All songs used in the film were soundalike recordings.

==Production==

The film was unauthorized by the Beach Boys, who were against the film being made. The group's manager Tom Hulett told the Los Angeles Times, "We don't want to help them get any publicity, and we are refusing to license (to them) any of the music we can control."

Filming began November 20, 1989, and wrapped the following month. Arlen Dean Snyder was hired to play the role of Murry Wilson based on his singing ability. Before the film aired, Bruce Greenwood stated, "All the actors cared really deeply about how we were representing these people. We tried to stay away from making it a lighthearted, meaningless romp or a heavy judgmental thing."

== Reception ==
The film placed 48th in the weekly ratings for April 23-29, 1990, where it received a Nielsen rating of 10.6. The film aired against the TV movies Fall from Grace on NBC and Caroline? on CBS.
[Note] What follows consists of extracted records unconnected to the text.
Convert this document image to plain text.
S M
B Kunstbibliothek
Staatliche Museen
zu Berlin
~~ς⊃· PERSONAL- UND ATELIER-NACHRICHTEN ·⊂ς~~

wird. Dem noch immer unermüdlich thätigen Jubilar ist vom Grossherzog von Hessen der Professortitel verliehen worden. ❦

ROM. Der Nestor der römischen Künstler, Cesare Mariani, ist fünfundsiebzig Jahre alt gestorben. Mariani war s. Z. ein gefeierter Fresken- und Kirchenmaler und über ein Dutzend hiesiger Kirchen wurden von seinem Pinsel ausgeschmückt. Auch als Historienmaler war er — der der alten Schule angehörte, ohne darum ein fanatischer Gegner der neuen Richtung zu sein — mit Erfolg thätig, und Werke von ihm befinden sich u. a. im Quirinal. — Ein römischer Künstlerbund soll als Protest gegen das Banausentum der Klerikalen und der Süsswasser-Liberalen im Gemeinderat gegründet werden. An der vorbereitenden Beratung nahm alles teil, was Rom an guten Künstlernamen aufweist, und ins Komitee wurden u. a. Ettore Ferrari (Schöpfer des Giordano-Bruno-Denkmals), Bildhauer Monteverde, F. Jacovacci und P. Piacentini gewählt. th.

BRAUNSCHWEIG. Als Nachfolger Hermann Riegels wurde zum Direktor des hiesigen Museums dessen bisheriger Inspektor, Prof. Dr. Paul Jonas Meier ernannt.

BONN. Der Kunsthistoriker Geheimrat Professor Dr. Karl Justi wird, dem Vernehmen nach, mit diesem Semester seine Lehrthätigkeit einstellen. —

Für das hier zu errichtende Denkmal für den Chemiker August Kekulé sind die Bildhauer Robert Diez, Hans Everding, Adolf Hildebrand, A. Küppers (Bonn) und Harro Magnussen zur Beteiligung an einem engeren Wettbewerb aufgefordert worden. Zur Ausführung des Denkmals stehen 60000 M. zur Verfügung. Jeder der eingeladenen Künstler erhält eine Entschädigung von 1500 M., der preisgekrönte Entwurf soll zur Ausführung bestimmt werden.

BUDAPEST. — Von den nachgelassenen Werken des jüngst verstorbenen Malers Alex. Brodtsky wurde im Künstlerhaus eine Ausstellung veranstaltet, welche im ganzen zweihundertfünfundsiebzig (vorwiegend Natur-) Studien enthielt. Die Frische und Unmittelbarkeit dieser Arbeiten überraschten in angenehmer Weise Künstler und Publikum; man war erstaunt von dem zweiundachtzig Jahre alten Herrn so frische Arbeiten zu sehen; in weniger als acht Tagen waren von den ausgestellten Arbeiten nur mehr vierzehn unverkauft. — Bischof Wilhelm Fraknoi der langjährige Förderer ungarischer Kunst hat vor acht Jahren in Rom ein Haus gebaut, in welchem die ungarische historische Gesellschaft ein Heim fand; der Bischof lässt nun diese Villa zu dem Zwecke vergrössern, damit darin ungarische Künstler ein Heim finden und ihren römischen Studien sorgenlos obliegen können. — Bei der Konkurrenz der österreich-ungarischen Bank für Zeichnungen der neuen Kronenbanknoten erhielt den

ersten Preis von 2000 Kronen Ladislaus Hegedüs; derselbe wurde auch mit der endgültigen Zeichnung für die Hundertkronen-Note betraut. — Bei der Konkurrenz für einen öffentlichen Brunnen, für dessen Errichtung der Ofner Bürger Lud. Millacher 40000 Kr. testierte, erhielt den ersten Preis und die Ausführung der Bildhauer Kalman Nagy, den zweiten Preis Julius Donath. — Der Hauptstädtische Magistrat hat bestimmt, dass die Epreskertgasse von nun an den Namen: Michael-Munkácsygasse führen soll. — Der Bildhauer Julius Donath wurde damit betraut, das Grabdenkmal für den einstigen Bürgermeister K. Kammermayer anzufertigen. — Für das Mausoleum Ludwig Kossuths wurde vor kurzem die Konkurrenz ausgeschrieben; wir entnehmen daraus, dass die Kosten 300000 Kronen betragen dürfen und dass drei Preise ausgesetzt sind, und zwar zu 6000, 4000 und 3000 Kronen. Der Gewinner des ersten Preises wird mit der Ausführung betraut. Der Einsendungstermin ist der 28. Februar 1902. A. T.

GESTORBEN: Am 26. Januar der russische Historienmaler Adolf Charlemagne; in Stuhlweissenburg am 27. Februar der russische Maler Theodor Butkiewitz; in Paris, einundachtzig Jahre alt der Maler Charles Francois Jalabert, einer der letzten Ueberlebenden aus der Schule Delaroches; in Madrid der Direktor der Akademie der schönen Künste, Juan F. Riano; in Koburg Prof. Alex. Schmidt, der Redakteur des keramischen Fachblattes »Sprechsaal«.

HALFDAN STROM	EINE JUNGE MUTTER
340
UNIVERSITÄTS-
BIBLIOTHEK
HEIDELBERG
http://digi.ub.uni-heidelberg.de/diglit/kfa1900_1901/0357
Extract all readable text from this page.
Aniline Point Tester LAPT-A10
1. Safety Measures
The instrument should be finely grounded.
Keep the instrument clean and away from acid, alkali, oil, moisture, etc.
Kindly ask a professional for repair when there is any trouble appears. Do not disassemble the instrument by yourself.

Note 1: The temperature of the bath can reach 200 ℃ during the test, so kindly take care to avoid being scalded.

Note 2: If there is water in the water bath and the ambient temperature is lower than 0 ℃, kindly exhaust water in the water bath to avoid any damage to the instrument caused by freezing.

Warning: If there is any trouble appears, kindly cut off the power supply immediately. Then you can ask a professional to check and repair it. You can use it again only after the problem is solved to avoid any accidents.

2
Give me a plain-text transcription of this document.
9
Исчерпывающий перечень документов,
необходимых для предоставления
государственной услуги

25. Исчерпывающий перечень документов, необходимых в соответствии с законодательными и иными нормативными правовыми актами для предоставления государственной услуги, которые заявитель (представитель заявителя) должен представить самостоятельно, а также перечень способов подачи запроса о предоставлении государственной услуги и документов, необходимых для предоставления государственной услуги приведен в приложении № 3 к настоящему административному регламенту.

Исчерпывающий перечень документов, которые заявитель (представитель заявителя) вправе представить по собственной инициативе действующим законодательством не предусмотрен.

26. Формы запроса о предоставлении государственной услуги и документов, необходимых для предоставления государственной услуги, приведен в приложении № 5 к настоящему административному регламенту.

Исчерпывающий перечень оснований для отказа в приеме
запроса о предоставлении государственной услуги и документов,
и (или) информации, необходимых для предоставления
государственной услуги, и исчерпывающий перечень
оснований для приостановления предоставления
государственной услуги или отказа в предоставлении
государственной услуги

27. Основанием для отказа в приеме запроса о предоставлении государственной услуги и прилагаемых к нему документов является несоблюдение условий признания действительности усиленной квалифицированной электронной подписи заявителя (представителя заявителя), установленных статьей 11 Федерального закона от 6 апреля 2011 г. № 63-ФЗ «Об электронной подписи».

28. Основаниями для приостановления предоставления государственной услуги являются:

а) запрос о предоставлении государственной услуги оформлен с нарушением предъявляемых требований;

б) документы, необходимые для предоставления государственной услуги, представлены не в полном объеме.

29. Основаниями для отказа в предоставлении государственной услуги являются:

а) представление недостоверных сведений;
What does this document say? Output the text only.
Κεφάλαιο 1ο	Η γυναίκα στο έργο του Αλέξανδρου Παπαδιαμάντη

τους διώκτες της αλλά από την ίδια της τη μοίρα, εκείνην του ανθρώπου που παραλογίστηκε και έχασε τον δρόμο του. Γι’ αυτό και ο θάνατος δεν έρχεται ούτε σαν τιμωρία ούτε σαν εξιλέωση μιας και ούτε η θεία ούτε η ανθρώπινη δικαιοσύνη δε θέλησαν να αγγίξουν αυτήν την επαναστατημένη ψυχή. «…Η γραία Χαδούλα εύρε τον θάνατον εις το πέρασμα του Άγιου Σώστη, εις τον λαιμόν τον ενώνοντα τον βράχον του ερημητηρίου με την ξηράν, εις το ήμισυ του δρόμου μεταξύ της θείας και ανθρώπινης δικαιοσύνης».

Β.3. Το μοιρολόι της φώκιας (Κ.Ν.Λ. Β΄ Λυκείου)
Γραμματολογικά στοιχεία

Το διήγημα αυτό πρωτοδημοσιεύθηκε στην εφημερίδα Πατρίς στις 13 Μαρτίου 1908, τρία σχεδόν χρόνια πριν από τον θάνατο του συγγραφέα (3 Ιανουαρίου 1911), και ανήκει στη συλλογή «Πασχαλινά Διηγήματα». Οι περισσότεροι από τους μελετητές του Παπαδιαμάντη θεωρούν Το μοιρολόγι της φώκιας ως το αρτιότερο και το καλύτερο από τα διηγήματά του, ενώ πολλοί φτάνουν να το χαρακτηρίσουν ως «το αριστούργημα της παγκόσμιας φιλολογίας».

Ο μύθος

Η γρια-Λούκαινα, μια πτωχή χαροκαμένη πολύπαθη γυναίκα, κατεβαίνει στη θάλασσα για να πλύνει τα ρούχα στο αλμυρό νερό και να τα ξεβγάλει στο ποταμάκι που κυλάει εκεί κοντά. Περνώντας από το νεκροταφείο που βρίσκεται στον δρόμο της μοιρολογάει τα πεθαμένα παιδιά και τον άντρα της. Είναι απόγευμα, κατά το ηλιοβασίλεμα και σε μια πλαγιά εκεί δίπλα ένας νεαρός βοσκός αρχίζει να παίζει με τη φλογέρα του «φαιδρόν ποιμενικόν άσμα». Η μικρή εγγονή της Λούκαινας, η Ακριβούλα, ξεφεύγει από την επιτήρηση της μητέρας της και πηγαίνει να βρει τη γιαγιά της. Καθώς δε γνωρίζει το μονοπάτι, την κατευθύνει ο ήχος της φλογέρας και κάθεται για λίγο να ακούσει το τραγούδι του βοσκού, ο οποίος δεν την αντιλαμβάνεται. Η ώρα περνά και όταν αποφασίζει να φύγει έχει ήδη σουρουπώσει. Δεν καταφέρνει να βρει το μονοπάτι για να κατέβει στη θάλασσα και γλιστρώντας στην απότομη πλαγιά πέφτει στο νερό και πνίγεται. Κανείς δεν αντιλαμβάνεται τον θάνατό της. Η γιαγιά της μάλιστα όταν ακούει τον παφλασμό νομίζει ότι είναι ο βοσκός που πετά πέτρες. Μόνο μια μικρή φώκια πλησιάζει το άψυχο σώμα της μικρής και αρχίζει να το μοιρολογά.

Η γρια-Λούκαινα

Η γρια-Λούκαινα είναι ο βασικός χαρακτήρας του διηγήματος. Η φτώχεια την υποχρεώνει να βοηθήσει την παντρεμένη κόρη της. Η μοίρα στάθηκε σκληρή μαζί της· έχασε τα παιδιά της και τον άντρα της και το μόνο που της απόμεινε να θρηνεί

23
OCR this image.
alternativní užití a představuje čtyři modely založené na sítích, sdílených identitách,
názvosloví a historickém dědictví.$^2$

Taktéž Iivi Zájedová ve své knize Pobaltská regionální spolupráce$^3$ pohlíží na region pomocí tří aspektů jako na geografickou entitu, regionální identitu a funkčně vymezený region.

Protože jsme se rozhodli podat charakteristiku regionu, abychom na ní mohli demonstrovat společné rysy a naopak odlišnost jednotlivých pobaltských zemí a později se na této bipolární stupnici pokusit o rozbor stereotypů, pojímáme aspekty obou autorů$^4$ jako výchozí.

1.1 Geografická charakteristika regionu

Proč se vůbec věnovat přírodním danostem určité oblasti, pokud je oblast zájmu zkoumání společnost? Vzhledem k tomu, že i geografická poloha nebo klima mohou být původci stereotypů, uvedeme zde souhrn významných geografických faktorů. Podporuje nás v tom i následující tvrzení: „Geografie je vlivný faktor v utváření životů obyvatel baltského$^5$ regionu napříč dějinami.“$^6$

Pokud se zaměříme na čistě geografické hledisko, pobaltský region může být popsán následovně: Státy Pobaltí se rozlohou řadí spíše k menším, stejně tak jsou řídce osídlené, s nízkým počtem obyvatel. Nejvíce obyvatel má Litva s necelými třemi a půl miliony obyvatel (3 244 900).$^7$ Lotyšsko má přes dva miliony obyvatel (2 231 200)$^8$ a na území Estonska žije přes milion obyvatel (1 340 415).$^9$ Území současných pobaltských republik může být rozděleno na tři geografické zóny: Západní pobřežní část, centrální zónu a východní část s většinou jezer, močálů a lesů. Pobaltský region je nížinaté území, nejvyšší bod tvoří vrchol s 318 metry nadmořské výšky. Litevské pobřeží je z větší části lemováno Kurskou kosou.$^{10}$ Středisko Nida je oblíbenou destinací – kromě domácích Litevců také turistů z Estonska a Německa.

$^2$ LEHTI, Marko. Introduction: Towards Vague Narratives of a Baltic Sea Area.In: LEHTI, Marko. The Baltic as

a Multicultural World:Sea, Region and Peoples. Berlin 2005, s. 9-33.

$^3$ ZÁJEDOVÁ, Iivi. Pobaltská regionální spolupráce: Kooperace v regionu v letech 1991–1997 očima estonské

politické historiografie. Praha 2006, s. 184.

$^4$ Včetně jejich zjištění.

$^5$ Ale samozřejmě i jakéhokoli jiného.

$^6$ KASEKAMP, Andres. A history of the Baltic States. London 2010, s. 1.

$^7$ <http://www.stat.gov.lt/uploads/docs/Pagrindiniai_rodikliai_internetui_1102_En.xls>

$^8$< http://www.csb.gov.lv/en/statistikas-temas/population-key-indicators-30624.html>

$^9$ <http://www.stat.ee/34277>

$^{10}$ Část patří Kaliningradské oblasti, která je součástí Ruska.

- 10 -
John J. O'Connor of the New York Times News Service wrote the film was "a numbing exercise in waste." Mark Dawidziak called the film "the tabloid version of the band's professional and private problems" and wrote, "If the Beach Boys are furious over "Summer Dreams," you can hardly blame them. ABC has turned them into silly rock goons worthy more of laughter than sympathy." Howard Rosenberg of the Los Angeles Times wrote the film was "such a chaotic jumble that all you know for sure is that the surf's up", but praised Greenwood, Kean, and Snyder's performances.

Steven Gaines later said he hated the film and wrote, "I had no say in it, and the producers did a lousy job."